Os historiadores têm analisado as conceções sobre a educação da infância que originaram a existência de práticas escolares e não escolares (instituições de assistência educativa e/ou de recolhimento), dependendo das finalidades a elas atribuídas. Estes posicionamentos historiográficos, relacionados com a criança e a sua infância(s) reclamam uma análise hermenêutica e uma reflexão integrada no tempo e espaço histórico (contexto), com rigorosidade e validade interpretativa. A historicidade e a complexidade dos fenómenos na realidade da infância ou da criança, principalmente as ‘outras infância’, aquelas à margem da normalidade, estabelecida pela escola e sociedade, estiveram marcadas pela historicidade em si da História, ou do caráter histórico da infância na modernidade e contemporaneidade. Este é o propósito do livro abordar a história dessas ‘outras infâncias’ nos seus diferentes enunciados e no contexto histórico em que viveram. Na sequência de estudos anteriores, o autor também neste livro não assume, em exclusivo, o termo ‘infâncias’. Ainda que desenvolva o seu pensamento nessa convicção, admite a duplicidade entre infância e infâncias. Necessita do termo infância, porque o singular-substantivo é mais abrangente e indeterminado que o plural, daí, em regra, os conceitos serem enunciados no singular. Correlativamente, a cientificidade e a simbologia inerentes à infância são-lhe necessários como contraponto, distinção e campo onde mergulham e ganham propriedade categorias incluídas ou implícitas em infâncias. O primado do pensamento do autor é de que as diferentes infâncias se obtém por dedução do nuclear socio-histórico: infância. Não cabe aqui dialogar com o autor sobre a justeza deste primado, mas anotar quanto há de esforço no texto do autor para constituir e instituir o que chama de “infâncias outras”. Cabe também desafiá-lo a que não esmoreça na coragem de, pedra a pedra e de modo indutivo, trazer ao leitor esses outros perfis de infância, (in)terrompendo contínuos temporais e demarcando tempos fortes nos planos socioeconómicos, culturais, educativos, pedagógicos.

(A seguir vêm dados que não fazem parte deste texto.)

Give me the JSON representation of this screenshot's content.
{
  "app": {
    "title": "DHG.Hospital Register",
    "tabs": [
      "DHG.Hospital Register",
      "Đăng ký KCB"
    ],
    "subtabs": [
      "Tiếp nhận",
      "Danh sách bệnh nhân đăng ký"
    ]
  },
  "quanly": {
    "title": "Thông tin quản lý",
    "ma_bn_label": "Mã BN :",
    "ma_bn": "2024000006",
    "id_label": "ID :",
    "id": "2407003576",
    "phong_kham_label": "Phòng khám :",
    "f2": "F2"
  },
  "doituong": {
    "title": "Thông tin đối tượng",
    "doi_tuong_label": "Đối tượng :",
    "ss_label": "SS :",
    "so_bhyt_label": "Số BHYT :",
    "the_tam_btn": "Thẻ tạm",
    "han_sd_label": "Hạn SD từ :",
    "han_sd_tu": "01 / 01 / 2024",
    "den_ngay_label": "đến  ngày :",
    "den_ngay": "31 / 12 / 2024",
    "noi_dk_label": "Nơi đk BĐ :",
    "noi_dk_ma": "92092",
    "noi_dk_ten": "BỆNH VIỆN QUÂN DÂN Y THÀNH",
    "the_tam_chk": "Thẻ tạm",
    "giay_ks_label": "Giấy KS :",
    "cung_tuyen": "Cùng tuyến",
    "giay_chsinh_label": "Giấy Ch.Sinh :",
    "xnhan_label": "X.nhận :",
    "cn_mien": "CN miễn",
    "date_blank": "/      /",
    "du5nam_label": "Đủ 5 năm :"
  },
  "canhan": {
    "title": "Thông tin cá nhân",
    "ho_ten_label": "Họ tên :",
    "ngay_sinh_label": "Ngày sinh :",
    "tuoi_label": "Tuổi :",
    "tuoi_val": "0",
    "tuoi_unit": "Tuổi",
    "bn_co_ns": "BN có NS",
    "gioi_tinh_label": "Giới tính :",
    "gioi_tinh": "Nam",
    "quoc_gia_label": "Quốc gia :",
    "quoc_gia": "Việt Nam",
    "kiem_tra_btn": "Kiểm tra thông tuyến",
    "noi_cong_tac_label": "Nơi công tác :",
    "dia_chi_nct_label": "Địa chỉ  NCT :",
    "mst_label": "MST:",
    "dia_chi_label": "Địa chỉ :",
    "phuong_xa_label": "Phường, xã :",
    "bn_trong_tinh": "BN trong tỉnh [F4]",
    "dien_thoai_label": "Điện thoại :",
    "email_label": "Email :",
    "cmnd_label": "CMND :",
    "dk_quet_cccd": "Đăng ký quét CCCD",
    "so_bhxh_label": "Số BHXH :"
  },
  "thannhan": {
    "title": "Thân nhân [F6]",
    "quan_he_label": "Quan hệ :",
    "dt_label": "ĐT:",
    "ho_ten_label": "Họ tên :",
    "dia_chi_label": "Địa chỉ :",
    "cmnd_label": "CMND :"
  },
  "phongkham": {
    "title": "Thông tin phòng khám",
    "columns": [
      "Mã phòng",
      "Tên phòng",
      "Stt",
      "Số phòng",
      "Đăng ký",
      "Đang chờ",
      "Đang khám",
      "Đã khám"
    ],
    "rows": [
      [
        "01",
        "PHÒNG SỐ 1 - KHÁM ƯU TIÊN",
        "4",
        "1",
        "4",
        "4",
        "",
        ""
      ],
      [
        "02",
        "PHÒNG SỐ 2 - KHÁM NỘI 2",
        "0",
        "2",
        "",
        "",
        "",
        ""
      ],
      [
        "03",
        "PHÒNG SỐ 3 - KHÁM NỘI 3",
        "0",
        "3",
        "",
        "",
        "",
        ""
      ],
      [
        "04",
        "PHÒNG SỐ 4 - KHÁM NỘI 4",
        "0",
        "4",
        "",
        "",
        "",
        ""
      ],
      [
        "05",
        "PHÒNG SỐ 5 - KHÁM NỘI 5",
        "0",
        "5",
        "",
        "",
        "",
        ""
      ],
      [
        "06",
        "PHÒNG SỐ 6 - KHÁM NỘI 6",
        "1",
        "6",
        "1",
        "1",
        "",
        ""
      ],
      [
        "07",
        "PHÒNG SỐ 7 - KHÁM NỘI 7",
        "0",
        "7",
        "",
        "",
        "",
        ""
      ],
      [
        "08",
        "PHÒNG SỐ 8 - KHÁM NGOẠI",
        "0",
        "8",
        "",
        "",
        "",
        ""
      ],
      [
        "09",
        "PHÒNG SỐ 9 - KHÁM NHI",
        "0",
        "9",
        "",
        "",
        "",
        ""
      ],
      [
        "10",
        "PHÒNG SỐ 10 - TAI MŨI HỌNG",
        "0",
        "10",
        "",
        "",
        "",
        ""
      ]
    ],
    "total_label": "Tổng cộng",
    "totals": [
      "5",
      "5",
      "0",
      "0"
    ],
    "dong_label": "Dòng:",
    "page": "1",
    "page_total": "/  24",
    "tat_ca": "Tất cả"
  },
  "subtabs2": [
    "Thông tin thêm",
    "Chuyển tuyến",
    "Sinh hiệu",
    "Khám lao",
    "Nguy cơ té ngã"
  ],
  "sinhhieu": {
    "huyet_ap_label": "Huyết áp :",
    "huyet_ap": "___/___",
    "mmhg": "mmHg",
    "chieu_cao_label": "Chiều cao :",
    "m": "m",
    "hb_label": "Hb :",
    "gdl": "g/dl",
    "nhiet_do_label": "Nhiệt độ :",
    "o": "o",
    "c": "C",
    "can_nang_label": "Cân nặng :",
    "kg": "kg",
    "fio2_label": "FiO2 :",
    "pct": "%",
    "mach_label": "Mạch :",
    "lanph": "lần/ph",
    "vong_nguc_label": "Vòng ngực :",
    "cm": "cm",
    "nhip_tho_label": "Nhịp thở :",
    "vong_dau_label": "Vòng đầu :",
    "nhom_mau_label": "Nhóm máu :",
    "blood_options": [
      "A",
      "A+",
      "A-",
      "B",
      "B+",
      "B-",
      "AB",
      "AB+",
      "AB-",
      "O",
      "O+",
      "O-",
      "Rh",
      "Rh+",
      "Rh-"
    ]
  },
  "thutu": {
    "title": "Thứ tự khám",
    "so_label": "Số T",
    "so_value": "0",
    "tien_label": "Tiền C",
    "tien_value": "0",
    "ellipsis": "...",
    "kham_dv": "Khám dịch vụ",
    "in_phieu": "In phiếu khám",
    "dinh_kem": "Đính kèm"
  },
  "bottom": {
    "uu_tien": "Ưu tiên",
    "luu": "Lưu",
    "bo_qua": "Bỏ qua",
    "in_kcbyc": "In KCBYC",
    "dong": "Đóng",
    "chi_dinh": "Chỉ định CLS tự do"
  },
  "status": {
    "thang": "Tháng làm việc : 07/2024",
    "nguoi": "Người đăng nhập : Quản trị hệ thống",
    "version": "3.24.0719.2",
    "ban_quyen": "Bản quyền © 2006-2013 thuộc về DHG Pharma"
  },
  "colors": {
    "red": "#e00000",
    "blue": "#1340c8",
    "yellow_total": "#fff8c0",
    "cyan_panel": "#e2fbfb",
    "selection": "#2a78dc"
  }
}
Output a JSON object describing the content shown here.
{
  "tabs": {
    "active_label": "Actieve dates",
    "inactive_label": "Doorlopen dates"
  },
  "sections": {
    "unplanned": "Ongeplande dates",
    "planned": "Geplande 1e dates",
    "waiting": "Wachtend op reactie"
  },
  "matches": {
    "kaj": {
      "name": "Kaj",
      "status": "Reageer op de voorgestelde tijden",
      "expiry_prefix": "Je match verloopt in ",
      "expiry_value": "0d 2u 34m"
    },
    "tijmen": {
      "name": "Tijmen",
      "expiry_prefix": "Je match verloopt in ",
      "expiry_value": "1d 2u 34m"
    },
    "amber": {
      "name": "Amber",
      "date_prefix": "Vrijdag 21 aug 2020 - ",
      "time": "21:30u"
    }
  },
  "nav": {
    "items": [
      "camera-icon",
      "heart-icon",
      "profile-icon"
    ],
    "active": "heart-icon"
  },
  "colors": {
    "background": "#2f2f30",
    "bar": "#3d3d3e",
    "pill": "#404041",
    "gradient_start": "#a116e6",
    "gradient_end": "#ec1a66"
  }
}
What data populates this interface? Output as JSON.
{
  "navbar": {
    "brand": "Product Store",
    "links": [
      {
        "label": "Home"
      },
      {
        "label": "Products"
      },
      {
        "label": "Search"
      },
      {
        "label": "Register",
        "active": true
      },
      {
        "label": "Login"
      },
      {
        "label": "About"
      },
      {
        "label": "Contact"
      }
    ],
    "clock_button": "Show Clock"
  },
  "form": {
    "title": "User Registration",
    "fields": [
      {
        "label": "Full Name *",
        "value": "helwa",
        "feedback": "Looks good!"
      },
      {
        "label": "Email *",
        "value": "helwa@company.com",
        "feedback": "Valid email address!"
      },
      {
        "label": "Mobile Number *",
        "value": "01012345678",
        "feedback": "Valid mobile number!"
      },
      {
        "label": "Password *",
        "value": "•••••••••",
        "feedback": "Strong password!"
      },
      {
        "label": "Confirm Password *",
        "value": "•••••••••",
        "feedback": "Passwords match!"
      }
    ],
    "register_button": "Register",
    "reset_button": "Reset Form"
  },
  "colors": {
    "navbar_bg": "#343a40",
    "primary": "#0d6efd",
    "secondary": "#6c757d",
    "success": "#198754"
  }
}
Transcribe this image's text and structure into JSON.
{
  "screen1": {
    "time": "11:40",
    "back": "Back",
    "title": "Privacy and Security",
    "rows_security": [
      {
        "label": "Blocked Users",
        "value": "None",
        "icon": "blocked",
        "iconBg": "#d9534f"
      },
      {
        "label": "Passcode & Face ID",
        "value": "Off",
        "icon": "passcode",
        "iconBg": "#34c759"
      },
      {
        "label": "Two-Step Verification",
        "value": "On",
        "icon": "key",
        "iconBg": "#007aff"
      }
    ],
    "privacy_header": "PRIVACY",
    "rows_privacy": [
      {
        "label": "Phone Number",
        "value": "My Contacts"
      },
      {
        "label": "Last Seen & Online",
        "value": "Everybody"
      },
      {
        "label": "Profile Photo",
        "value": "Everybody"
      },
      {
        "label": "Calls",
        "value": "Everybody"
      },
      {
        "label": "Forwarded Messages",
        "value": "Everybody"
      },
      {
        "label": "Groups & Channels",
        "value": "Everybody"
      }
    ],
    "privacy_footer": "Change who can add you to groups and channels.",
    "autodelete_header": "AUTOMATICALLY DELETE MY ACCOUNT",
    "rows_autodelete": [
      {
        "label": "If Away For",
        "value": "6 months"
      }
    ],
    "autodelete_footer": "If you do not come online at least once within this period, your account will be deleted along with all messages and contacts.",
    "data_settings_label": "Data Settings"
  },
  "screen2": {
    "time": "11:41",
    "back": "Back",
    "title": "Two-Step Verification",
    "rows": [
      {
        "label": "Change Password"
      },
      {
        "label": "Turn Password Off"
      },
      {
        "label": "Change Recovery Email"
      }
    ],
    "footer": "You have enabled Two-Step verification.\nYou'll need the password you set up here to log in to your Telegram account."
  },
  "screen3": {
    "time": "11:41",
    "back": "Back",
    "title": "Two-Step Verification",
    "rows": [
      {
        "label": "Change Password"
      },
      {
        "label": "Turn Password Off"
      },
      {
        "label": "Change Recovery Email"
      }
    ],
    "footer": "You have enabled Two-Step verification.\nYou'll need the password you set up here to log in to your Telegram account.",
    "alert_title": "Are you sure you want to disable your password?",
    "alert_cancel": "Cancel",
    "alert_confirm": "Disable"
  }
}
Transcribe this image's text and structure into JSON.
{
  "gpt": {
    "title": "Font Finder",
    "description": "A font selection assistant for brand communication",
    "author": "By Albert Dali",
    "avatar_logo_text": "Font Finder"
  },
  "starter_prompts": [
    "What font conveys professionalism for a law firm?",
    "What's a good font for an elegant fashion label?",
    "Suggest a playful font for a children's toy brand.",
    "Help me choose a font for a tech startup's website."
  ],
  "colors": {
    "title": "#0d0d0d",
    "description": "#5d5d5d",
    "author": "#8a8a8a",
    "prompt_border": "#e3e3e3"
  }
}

O professor catedrático em História da Educação da Universidade de Lisboa, afirma no prefácio que a atmosfera de bem com que o autor escreve e com que apresenta a construção histórico-social não pode sublimar a realidade portadora de desigualdades, injustiças, infâncias sem infância, mas também não pode deixar de levá-lo a historiar processos, movimentos, convenções sociopedagógicas que visaram a solução das assimetrias. Insiste que ninguém como Ernesto C. Martins conhece as dimensões e as características de tais quadros, pois que estão presentes na documentação, nos arquivos institucionais (materiais, escritos, icónicos), nos testemunhos e nos relatos de vida que reconstitui, analisa, dá a conhecer. Á realidade sociocomunitária da marginalidade e da delinquência, aos quotidianos de rua e de internato contrapõe as obras de assistência, filantropia, benfeitoria e caridade, bem como as histórias de vida de pedagogos e a história das principais instituições de acolhimento e reeducação, em Portugal. Aqueles quadros e estas obras têm merecido do autor o melhor do seu tempo.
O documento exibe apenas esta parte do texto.